Sans doute pas au football tunisien, mais à des règlements de compte par institutions interposées.

Pour évoquer une situation qui se dégrade, notamment au niveau moral, on a tendance à parler de nivellement par le bas. Ce que vit actuellement le football tunisien à 46 jours du coup d’envoi de la Coupe du monde du Qatar est plus qu’honteux. Le pire dans tout ce qui se passe, c’est qu’à la base, c’est un règlement de compte entre personnes par institutions interposées.

Citer les personnes n’apporterait rien. Elles se reconnaîtront et devront se rendre à la raison, laisser leurs différends personnels à côté et se comporter en premiers responsables d’un football tunisien qu’ils mènent eux-mêmes à la dérive.

Prendre de la distance

Avec tout ce qui se passe aussi bien dans les coulisses qu’en public autour du football tunisien, il est clair qu’on ne peut plus descendre plus bas et qu’il est important que chacun se tienne à son rôle et assume ses responsabilités. Si chaque responsable avait fait son boulot en toute équité, on n’en serait pas là.

Commençons par le haut de l’échelle. Le ministre de la Jeunesse et des Sports, qui représente l’Etat tunisien, doit être au-dessus du lot et à égale distance de tout le monde. Par ailleurs, la tutelle n’a pas à interférer directement dans les affaires du football tunisien au risque de se trouver dans une situation d’ingérence politique, ce qui est contraire aux règlements de la Fifa et, par conséquent, mettrait en danger la participation de l’équipe de Tunisie au Mondial qatari.

Bref, le ministre doit être impartial. Il est censé prendre de la hauteur et ne pas s’immiscer directement dans les affaires du football.

Cinq clubs dans la tourmente

Pour la seconde saison d’affilée, le CS Chebba se trouve au centre d’une affaire litigieuse portée devant le TAS. A la base, c’est une vieille querelle qui date de plus d’un an opposant le président de la FTF au président du Croissant Sportif Chebbien.
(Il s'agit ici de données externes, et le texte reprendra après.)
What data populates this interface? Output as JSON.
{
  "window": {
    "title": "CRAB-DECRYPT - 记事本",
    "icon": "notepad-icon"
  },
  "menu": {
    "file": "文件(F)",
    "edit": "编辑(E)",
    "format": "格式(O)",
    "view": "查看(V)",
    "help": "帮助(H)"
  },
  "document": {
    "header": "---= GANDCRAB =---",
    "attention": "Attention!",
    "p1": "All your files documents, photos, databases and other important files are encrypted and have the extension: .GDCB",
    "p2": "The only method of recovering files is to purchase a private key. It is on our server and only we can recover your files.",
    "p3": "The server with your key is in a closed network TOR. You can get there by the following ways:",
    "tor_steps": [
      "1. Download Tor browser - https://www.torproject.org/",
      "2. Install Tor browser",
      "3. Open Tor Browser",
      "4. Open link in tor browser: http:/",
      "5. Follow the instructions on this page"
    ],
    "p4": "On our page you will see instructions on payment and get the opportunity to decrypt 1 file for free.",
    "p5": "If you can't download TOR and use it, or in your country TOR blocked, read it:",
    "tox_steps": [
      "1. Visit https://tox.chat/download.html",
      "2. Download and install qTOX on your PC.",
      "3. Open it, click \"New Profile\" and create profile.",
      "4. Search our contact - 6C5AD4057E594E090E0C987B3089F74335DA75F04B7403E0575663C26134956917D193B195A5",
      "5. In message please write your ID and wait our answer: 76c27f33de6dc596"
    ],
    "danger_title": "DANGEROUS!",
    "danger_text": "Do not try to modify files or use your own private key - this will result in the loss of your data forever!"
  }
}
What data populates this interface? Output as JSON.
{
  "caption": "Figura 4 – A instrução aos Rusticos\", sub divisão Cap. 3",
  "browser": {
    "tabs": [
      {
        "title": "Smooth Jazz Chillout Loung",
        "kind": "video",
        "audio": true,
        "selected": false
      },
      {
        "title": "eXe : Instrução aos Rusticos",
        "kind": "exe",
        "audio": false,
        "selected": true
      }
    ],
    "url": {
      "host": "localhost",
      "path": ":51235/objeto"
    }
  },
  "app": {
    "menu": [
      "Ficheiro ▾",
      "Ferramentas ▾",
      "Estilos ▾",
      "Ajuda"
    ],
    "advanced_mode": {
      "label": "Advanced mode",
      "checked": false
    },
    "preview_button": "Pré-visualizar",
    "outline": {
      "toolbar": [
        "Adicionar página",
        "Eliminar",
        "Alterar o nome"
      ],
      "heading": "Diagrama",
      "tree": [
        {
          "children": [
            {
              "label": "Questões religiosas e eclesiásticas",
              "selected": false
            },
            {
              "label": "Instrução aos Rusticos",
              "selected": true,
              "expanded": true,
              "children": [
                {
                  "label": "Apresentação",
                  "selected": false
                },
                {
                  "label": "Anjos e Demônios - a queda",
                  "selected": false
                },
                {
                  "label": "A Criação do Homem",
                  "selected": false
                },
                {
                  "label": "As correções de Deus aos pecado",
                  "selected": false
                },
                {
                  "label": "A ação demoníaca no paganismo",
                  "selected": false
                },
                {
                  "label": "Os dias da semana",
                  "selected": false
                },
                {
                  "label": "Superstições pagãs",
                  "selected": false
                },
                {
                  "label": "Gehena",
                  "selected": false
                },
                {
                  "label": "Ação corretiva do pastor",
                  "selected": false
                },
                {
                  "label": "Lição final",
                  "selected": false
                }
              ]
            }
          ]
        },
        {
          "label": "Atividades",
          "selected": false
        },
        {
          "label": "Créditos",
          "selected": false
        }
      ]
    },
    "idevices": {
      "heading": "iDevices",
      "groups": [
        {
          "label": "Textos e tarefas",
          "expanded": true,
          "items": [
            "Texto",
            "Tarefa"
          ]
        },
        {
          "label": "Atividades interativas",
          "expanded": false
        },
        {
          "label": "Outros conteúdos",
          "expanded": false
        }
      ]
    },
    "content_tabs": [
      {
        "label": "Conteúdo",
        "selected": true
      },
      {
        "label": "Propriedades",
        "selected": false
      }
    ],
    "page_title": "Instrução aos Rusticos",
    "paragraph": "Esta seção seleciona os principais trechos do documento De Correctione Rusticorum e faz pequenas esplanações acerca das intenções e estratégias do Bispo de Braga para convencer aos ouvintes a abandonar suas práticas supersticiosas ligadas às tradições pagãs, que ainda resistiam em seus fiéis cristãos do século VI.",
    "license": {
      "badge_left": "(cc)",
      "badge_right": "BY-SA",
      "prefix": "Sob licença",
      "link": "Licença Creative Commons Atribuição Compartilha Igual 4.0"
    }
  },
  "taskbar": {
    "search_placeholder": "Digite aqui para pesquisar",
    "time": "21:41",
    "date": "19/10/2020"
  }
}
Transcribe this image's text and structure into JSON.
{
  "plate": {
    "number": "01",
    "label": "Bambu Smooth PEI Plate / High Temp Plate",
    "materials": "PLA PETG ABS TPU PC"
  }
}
Aujourd’hui, le Club Africain se trouve mêlé dans une affaire qui ne le concerne ni de près, ni de loin, et ce, à cause du comportement de son président.

L’Etoile Sportive de Métlaoui, qui refuse de jouer les barrages, se trouve aussi mêlée dans une affaire qui ne la concerne pas non plus. Le club est censé assurer son maintien, mais la FTF exige de lui faire jouer les barrages, car il faut bien trouver une issue juridique et sportive pour que le compte soit bon, dans les deux poules. Cela est en rapport avec une autre affaire, celle des soupçons de matches truqués.  Une affaire louche qui tourmente notre championnat depuis la fin de l’exercice écoulé.

L’ES Métlaoui refuse toujours d’affronter le vainqueur du match barrage pour une place dans le Groupe B, opposant le CSHL à l’ESZ et que la FTF a désigné pour ce samedi, à huis clos.

Bref, cinq clubs sont dans la tourmente pour des raisons aussi honteuses les unes que les autres.

Dépassionner les débats

La cause principale de toute cette gabegie : une instance fédérale incapable de dépassionner les débats à cause de son président qui fait tout à sa guise et qui rapporte tout à sa personne. Quant aux dirigeants des clubs, il est temps qu’ils assument leurs responsabilités. Car il est temps de dépassionner les débats pour que le football tunisien reprenne un cours normal et, surtout, une ambition saine.

Car la gabegie actuelle ne fait qu’envenimer la situation. Elle ne profite qu’à ceux qui l’alimentent pour servir leurs petites personnes. Or, tous les acteurs du football tunisien n’ont rien à cirer, justement, de leurs petites personnes. Ce qui nous intéresse tous, c’est que le football tunisien retrouve son aura d’antan. Le sport en général et le football en particulier sont censés être gérés dans un cadre institutionnel que ce soit par la tutelle ou les fédérations respectives, et ce, dans le respect des règlements nationaux et internationaux en vigueur.